- Neera Desai
- Born: 1925
- Died: 25 June 2009 (aged 84) Mumbai, India
- Occupation: Academic
- Known for: Women's Studies frontrunner, academician, social activist.
- Spouse: Akshay Ramanlal Desai ​ ​(m. 1947)​
- Children: Mihir Desai

Academic background
- Thesis: Gujarati Society in Nineteenth Century: an Analysis of Social Change (1965)
- Doctoral advisor: I. P. Desai

= Neera Desai =

Professor and social worker

Neera Desai (1925 — 25 June 2009) was one of the leaders of Women's Studies in India and was noted for her contributions as a professor, researcher, academician, political activist, and social worker. She founded the first of its kind Research Centre for Women's Studies and the Centre for Rural Development in 1974. She joined the SNDT Women's University in 1954 and was a part of various governing bodies as a professor and the Head of Department of Sociology (post-graduate).

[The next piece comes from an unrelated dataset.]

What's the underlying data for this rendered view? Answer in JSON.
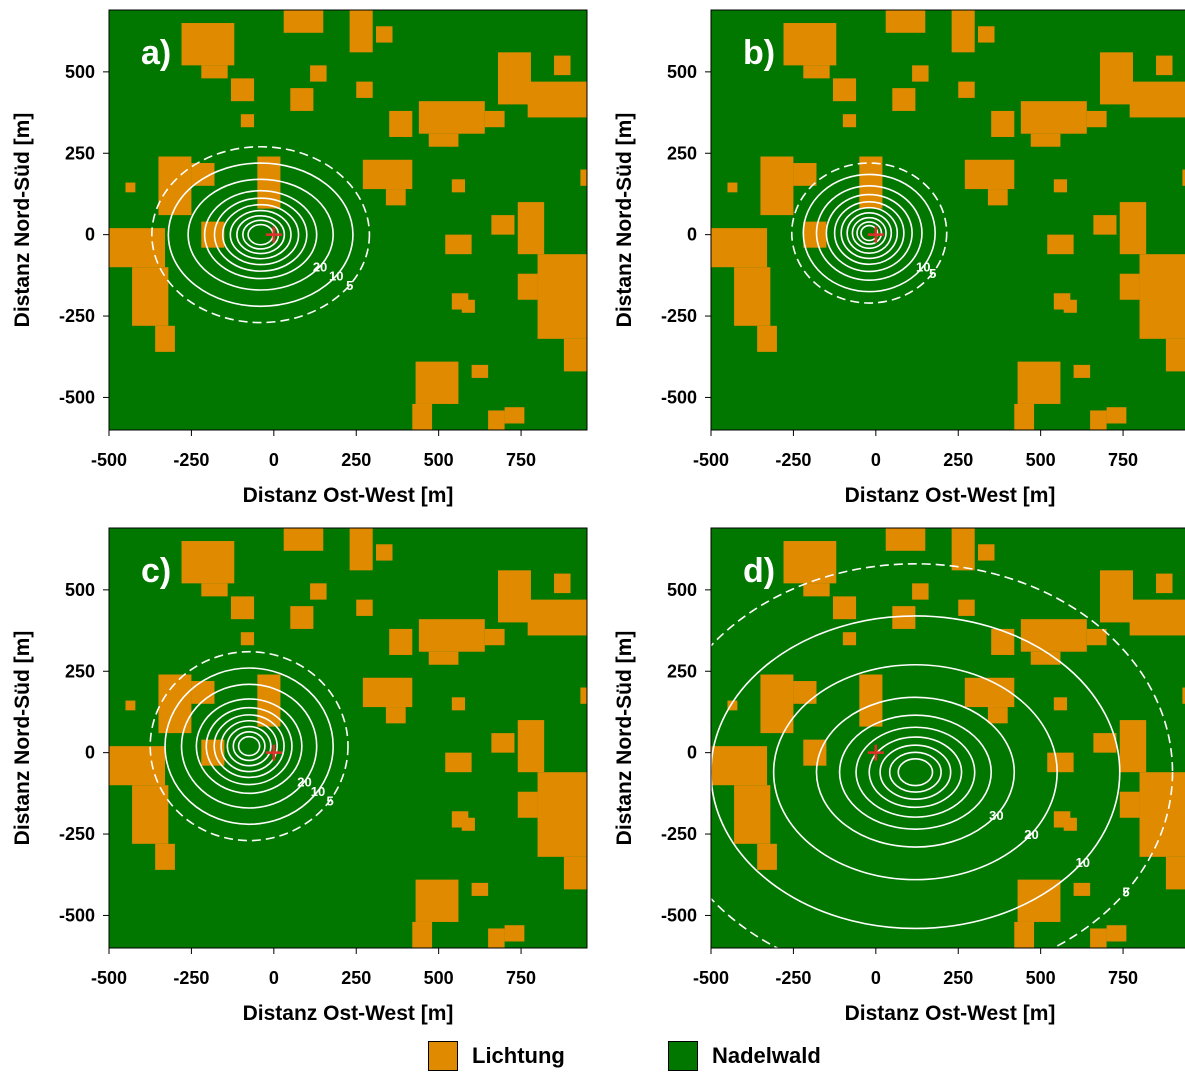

==Early life and education==
Desai was born in 1925 to a Gujarati family that was involved in and supported the Indian Independence Movement. Desai herself joined the freedom movement at an early age as a schoolgirl when she became a part of the Vanar Sena (Monkey Brigade), founded by Indira Gandhi which helped the underground circulation of political messages and banned publications. Neera did her primary education at the Fellowship School, a co-educational institution which was founded on Theosophist ideology. She joined Elphinstone College in 1942, but soon gave up formal education to take part in the freedom movement after Mahatma Gandhi's initiation of the Quit India Resolution. Neera married Akshay Ramanlal Desai, a fellow sociologist, in 1947. Eventually completing her studies, Desai concluded her postgraduate studies shortly post Indian independence. Her M.A. thesis focused on Women in Modern India (analysis of women in the Bhakti Movement), which was later published in 1957.

==Professional timeline==
Desai's professional works focused on improving gender studies, bringing in practical experience into academic life through many policy recommendations, harboring and propagating an understanding the links of the civil society and educational curriculum. Listed below is short and by no way complete timeline of some of the positions she held during her career.
- 1954 – Joined SNDT
- 1965 – Completed her PhD in Sociology
- 1972 – Appointed as a member of the Social Task Force of the Committee on the Status of Women in India
- 1975 – Founded the Research Unit for Women's Studies
- 1982 – Was one of the founding members of Indian Association for Women's Studies (IAWS)
- 1987 – Became a member of the National Commission on Self Employed Women and Women in the Informal Sector
- 1988 – Became one of the founding members of SPARROW (Sound and Picture Archives for Research on Women)

==Notable works==
Desai has written in both English and Gujarati at the intersection of sociology, history, and women's studies. Her books include:
- Neera Desai, Woman in Modern India (1957; repr. Bombay: Vora & Co, 1977)
- Neera Desai, The Making of a Feminist, Indian Journal of Gender Studies 2 (1995)
- Neera Desai, Traversing through Gendered Spaces: Insights from Women's Narratives, in Sujata Patel and Krishna Raj (eds), Thinking Social Science in India: Essays in Honour of Alice Thorner (New Delhi: Sage, 2002). Another version was published in Gujarati in 1997.
- N. Desai and S. Gogate, Teaching of Sociology through the Regional Language
- Neera Desai, Women and the Bhakti Movement, in Kumkum Sangari and Sudesh Vaid (eds), Women and Culture (Bombay: Research Centre for Women's Studies, SNDT Women's University, 1994).

== Death ==
Desai died on 25 June 2009 in Mumbai.